Anchorman Jose Diaz Balart presented the case of a young woman named Kyra who had been driven into bankruptcy by medical debt, since she had kidney disease but no health insurance. This woman was rescued from her dire straits, Balart told us, by “divine intervention.” He read from the letter Kyra received from RIP Medical Debt saying that her “debt had been cancelled and abolished, courtesy of a nearby church.” Kyra cried with gratitude as she addressed the church congregation, which was clearly delighted with itself. Separately, a spokesman for RIP Medical Debt got two seconds to state flatly that “Medical debt is oppression.”
The trouble here is that RIP Medical Debt is a secular, not a religious, nonprofit organization. Leveraging the donations it has collected, it has wiped out nearly a billion dollars of medical debt for needy individuals, often paying ten cents on the dollar. The organization was founded by two former debt collectors. It’s true that many faith congregations have made donations, but the effort is not otherwise connected to religion.

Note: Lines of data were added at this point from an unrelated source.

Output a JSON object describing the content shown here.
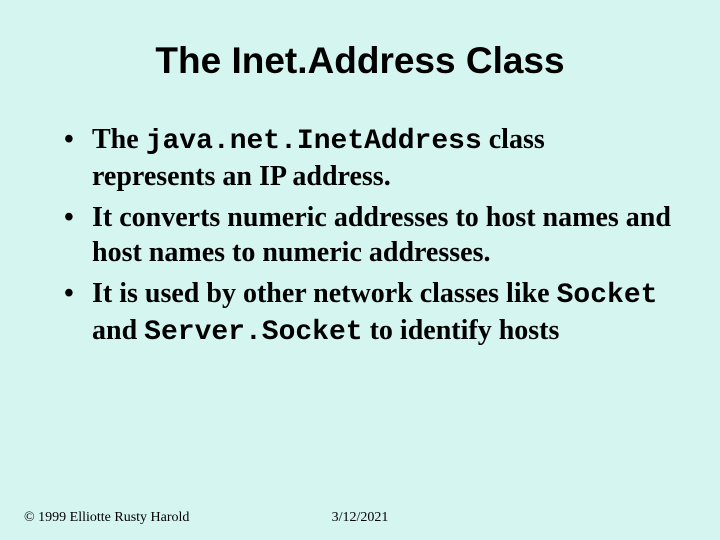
{
  "title": "The Inet.Address Class",
  "bullets": [
    {
      "pre": "The ",
      "code": "java.net.InetAddress",
      "post": " class represents an IP address."
    },
    {
      "pre": "It converts numeric addresses to host names and host names to numeric addresses.",
      "code": "",
      "post": ""
    },
    {
      "pre": "It is used by other network classes like ",
      "code": "Socket",
      "mid": " and ",
      "code2": "Server.Socket",
      "post": " to identify hosts"
    }
  ],
  "footer": {
    "left": "© 1999 Elliotte Rusty Harold",
    "center": "3/12/2021"
  }
}
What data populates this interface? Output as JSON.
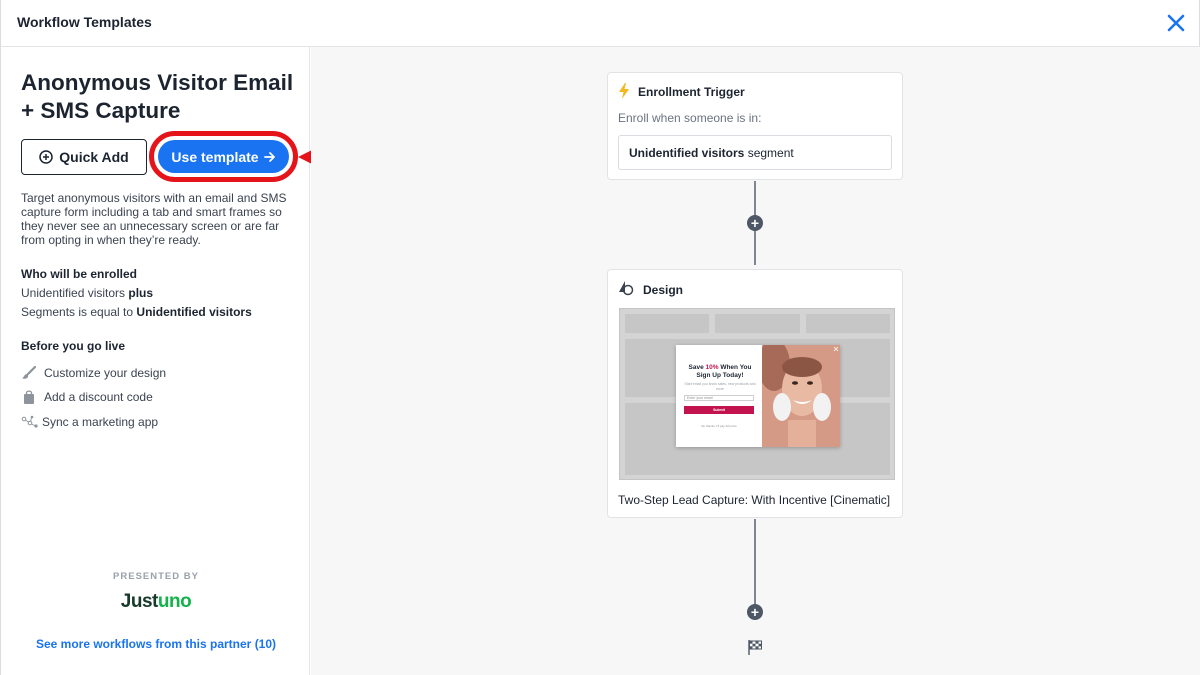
{
  "header": {
    "title": "Workflow Templates",
    "close_icon": "close-x-icon",
    "close_color": "#1a73f0"
  },
  "template": {
    "title": "Anonymous Visitor Email + SMS Capture",
    "quick_add_label": "Quick Add",
    "use_template_label": "Use template",
    "description": "Target anonymous visitors with an email and SMS capture form including a tab and smart frames so they never see an unnecessary screen or are far from opting in when they’re ready.",
    "enrolled": {
      "heading": "Who will be enrolled",
      "line1_text": "Unidentified visitors ",
      "line1_bold": "plus",
      "line2_text": "Segments is equal to ",
      "line2_bold": "Unidentified visitors"
    },
    "before_live": {
      "heading": "Before you go live",
      "items": [
        {
          "label": "Customize your design",
          "icon": "paintbrush-icon"
        },
        {
          "label": "Add a discount code",
          "icon": "shopping-bag-icon"
        },
        {
          "label": "Sync a marketing app",
          "icon": "integration-nodes-icon"
        }
      ]
    },
    "presented_by": "PRESENTED BY",
    "partner_logo_a": "Just",
    "partner_logo_b": "uno",
    "more_link": "See more workflows from this partner (10)"
  },
  "flow": {
    "trigger": {
      "title": "Enrollment Trigger",
      "subtitle": "Enroll when someone is in:",
      "segment_bold": "Unidentified visitors",
      "segment_text": " segment",
      "icon": "lightning-icon"
    },
    "design": {
      "title": "Design",
      "icon": "shapes-icon",
      "caption": "Two-Step Lead Capture: With Incentive [Cinematic]",
      "popup": {
        "headline_a": "Save ",
        "headline_accent": "10%",
        "headline_b": " When You Sign Up Today!",
        "subtext": "Start email you know sales, new products and more",
        "input_placeholder": "Enter your email",
        "submit": "Submit",
        "decline": "No thanks, I'll pay full price"
      }
    }
  },
  "colors": {
    "accent": "#1a73f0",
    "annotation_red": "#e5141a",
    "popup_accent": "#c2134f",
    "trigger_icon": "#f3b81b"
  },
  "annotation": {
    "arrow_icon": "red-arrow-annotation"
  }
}
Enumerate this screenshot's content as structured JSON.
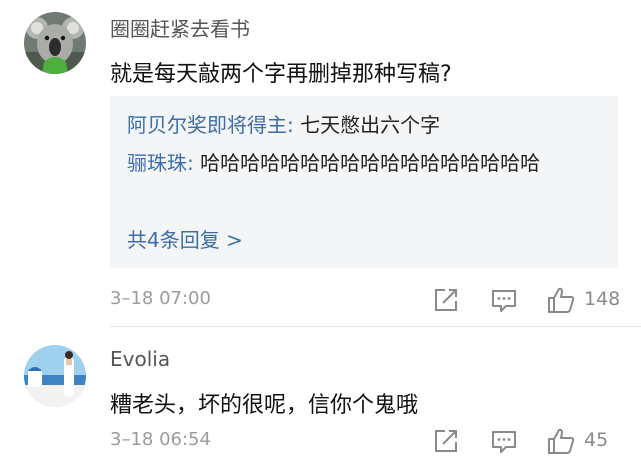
{
  "comments": [
    {
      "username": "圈圈赶紧去看书",
      "text": "就是每天敲两个字再删掉那种写稿?",
      "replies": [
        {
          "author": "阿贝尔奖即将得主:",
          "text": " 七天憋出六个字"
        },
        {
          "author": "骊珠珠:",
          "text": " 哈哈哈哈哈哈哈哈哈哈哈哈哈哈哈哈哈"
        }
      ],
      "more_replies": "共4条回复 >",
      "timestamp": "3–18 07:00",
      "likes": "148",
      "avatar_icon": "koala-avatar"
    },
    {
      "username": "Evolia",
      "text": "糟老头，坏的很呢，信你个鬼哦",
      "timestamp": "3–18 06:54",
      "likes": "45",
      "avatar_icon": "seaside-avatar"
    }
  ],
  "icons": {
    "share": "share-icon",
    "comment": "comment-icon",
    "like": "thumbs-up-icon"
  },
  "colors": {
    "link": "#3d6da8",
    "reply_background": "#f4f5f7",
    "meta_text": "#9b9b9b"
  }
}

NBC completely failed to give credit where credit is due. Kyra was rescued by HUMAN, not divine, intervention. This was a compassionate human response to a problem caused by humans. This was love in action, not some kind of supernatural miracle. Balart is free to credit God as much as he likes, in his private life. But what kind of journalistic code allows him to inject his religious views into supposedly objective reporting?
Broadcast news tends to standardize the stories it covers, lending its indifferent gaze to wars and celebrity gossip alike. We don’t expect context. We don’t expect anchors to connect the dots for us. We don’t expect commercials for Botox to be followed by interviews with angry feminists. We don’t expect much, really, since broadcast news declined to the lowest common denominator decades ago. But I do think most of us hope to get our sermons from pulpits, and not from the nightly news desk.